A new Ireland – Is Anything To Be Said for the Republic?

A new Ireland – Is Anything To Be Said for the Republic?

 

A new Ireland – Is Anything To Be Said for the Republic?

We are hearing a lot of different slogans, words and descriptions around the Irish Unity conversations. A New Ireland, a Shared Ireland, a Compromised Ireland, A shared island.

Yet.. One key and important phrase we are not hearing from the “new Ireland society”; The Irish Republic.

I wont bore you all with history, but The Irish Republic was declared on the steps of the GPO in 1916, democratically ratified in 1918 by the Irish people and then denied by the British government in 1921 by an undemocratic threat of violence which resulted in the partition of the Irish nation.

The Irish Republic promises the shared Ireland, it promises the new Ireland, it promises civil liberties and equality, so why is it being erased from the current constitutional conversations, alarmingly by those who label themselves as Irish Republicans?

The Irish Republic that was undemocratically denied to us by the British State should be pushed at every opportunity, it should form the unapologetic bedrock of the United Ireland conversations.

Before I go on any more, there is no better way than to leave you with words from the proclamation of the Irish Republic itself.

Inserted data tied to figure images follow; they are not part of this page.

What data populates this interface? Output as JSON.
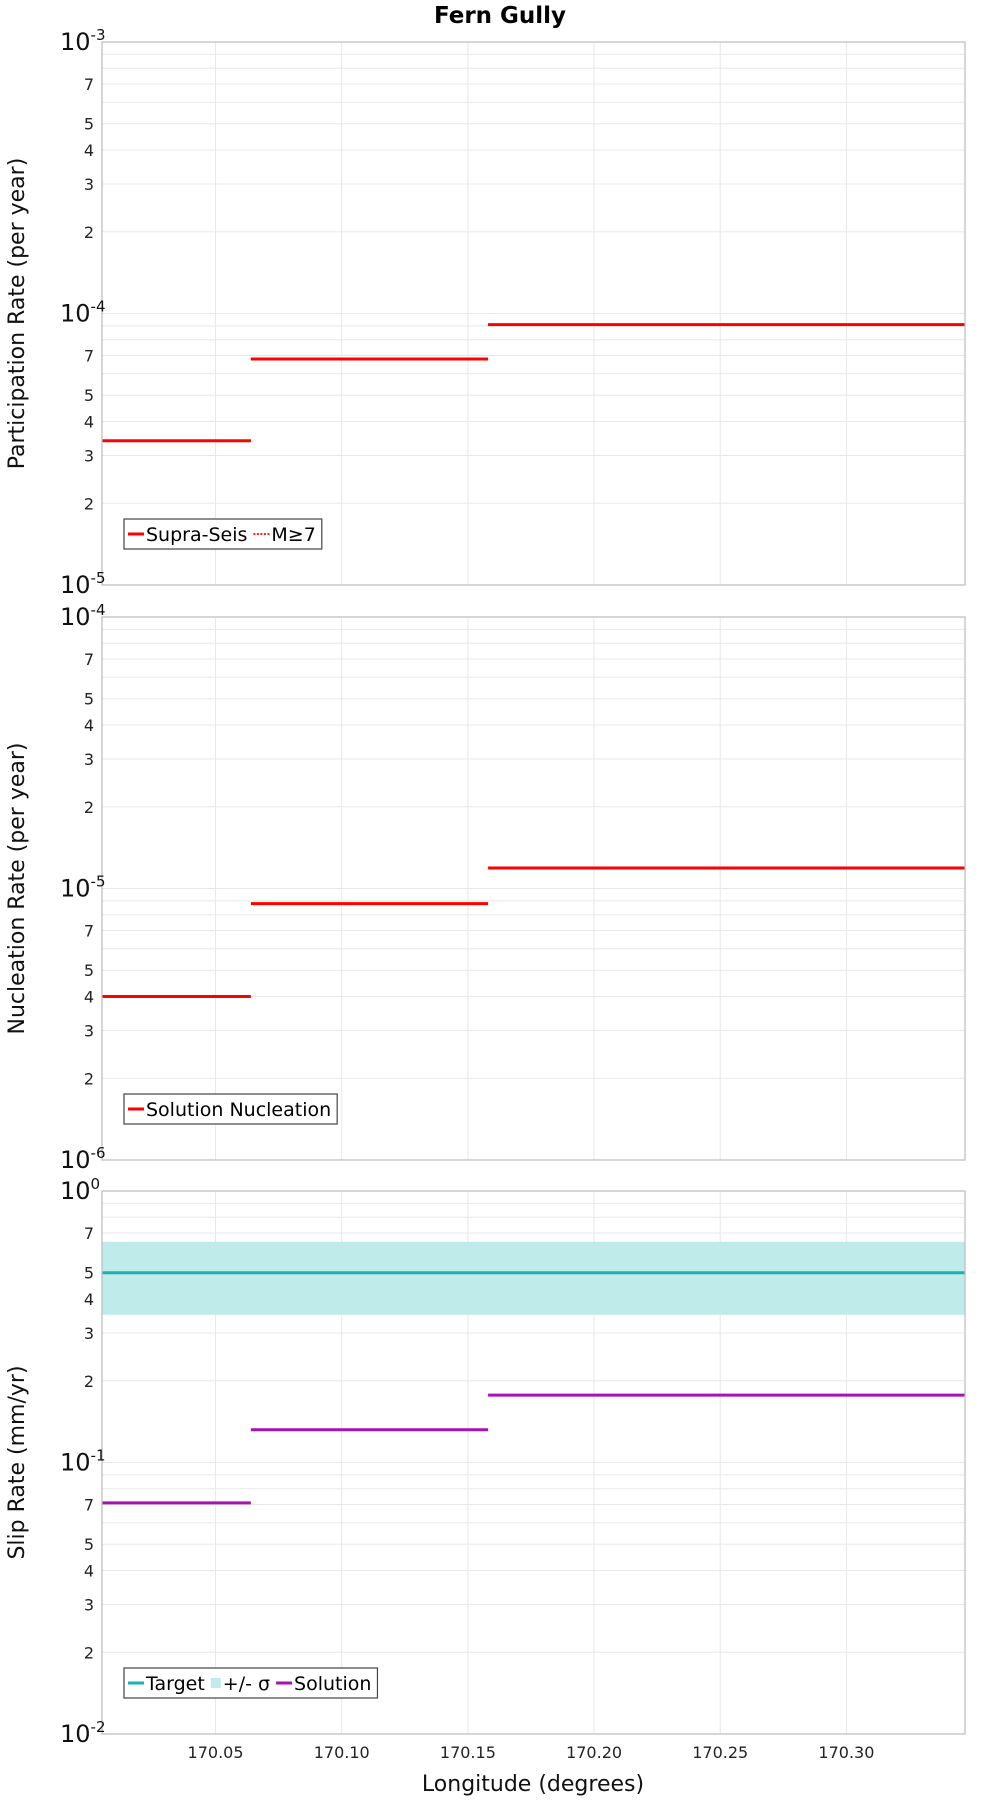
{
  "title": "Fern Gully",
  "colors": {
    "red": "#ff0000",
    "teal": "#18b3b0",
    "band": "#bfeceb",
    "purple": "#a612b4",
    "grid": "#e8e8e8",
    "frame": "#bbbbbb"
  },
  "chart_data": [
    {
      "type": "line",
      "panel": "participation",
      "title": "Fern Gully",
      "ylabel": "Participation Rate (per year)",
      "xlabel": "",
      "yscale": "log",
      "ylim": [
        1e-05,
        0.001
      ],
      "xlim": [
        170.005,
        170.347
      ],
      "major_tick_labels": [
        {
          "base": "10",
          "exp": "-5",
          "value": 1e-05
        },
        {
          "base": "10",
          "exp": "-4",
          "value": 0.0001
        },
        {
          "base": "10",
          "exp": "-3",
          "value": 0.001
        }
      ],
      "minor_tick_labels": [
        "2",
        "3",
        "4",
        "5",
        "7"
      ],
      "legend": [
        "Supra-Seis",
        "M≥7"
      ],
      "series": [
        {
          "name": "Supra-Seis",
          "style": "solid",
          "color": "#ff0000",
          "segments": [
            {
              "x": [
                170.005,
                170.064
              ],
              "y": 3.4e-05
            },
            {
              "x": [
                170.064,
                170.158
              ],
              "y": 6.8e-05
            },
            {
              "x": [
                170.158,
                170.347
              ],
              "y": 9.1e-05
            }
          ]
        },
        {
          "name": "M≥7",
          "style": "dotted",
          "color": "#ff0000",
          "segments": [
            {
              "x": [
                170.005,
                170.064
              ],
              "y": 3.4e-05
            },
            {
              "x": [
                170.064,
                170.158
              ],
              "y": 6.8e-05
            },
            {
              "x": [
                170.158,
                170.347
              ],
              "y": 9.1e-05
            }
          ]
        }
      ]
    },
    {
      "type": "line",
      "panel": "nucleation",
      "ylabel": "Nucleation Rate (per year)",
      "xlabel": "",
      "yscale": "log",
      "ylim": [
        1e-06,
        0.0001
      ],
      "xlim": [
        170.005,
        170.347
      ],
      "major_tick_labels": [
        {
          "base": "10",
          "exp": "-6",
          "value": 1e-06
        },
        {
          "base": "10",
          "exp": "-5",
          "value": 1e-05
        },
        {
          "base": "10",
          "exp": "-4",
          "value": 0.0001
        }
      ],
      "minor_tick_labels": [
        "2",
        "3",
        "4",
        "5",
        "7"
      ],
      "legend": [
        "Solution Nucleation"
      ],
      "series": [
        {
          "name": "Solution Nucleation",
          "style": "solid",
          "color": "#ff0000",
          "segments": [
            {
              "x": [
                170.005,
                170.064
              ],
              "y": 4e-06
            },
            {
              "x": [
                170.064,
                170.158
              ],
              "y": 8.8e-06
            },
            {
              "x": [
                170.158,
                170.347
              ],
              "y": 1.19e-05
            }
          ]
        }
      ]
    },
    {
      "type": "line",
      "panel": "slip",
      "ylabel": "Slip Rate (mm/yr)",
      "xlabel": "Longitude (degrees)",
      "yscale": "log",
      "ylim": [
        0.01,
        1
      ],
      "xlim": [
        170.005,
        170.347
      ],
      "major_tick_labels": [
        {
          "base": "10",
          "exp": "-2",
          "value": 0.01
        },
        {
          "base": "10",
          "exp": "-1",
          "value": 0.1
        },
        {
          "base": "10",
          "exp": "0",
          "value": 1
        }
      ],
      "minor_tick_labels": [
        "2",
        "3",
        "4",
        "5",
        "7"
      ],
      "x_tick_labels": [
        "170.05",
        "170.10",
        "170.15",
        "170.20",
        "170.25",
        "170.30"
      ],
      "legend": [
        "Target",
        "+/- σ",
        "Solution"
      ],
      "band": {
        "name": "+/- σ",
        "y_low": 0.35,
        "y_high": 0.65,
        "x": [
          170.005,
          170.347
        ]
      },
      "series": [
        {
          "name": "Target",
          "style": "solid",
          "color": "#18b3b0",
          "segments": [
            {
              "x": [
                170.005,
                170.347
              ],
              "y": 0.5
            }
          ]
        },
        {
          "name": "Solution",
          "style": "solid",
          "color": "#a612b4",
          "segments": [
            {
              "x": [
                170.005,
                170.064
              ],
              "y": 0.071
            },
            {
              "x": [
                170.064,
                170.158
              ],
              "y": 0.132
            },
            {
              "x": [
                170.158,
                170.347
              ],
              "y": 0.177
            }
          ]
        }
      ]
    }
  ]
}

“The Irish Republic is entitled to, and hereby claims, the allegiance of every Irishman and Irishwoman. The Republic guarantees religious and civil liberty, equal rights and equal opportunities to all its citizens, and declares its resolve to pursue the happiness and prosperity of the whole nation and of all its parts, cherishing all the children of the nation equally, and oblivious of the differences carefully fostered by an alien Government, which have divided a minority from the majority in the past.”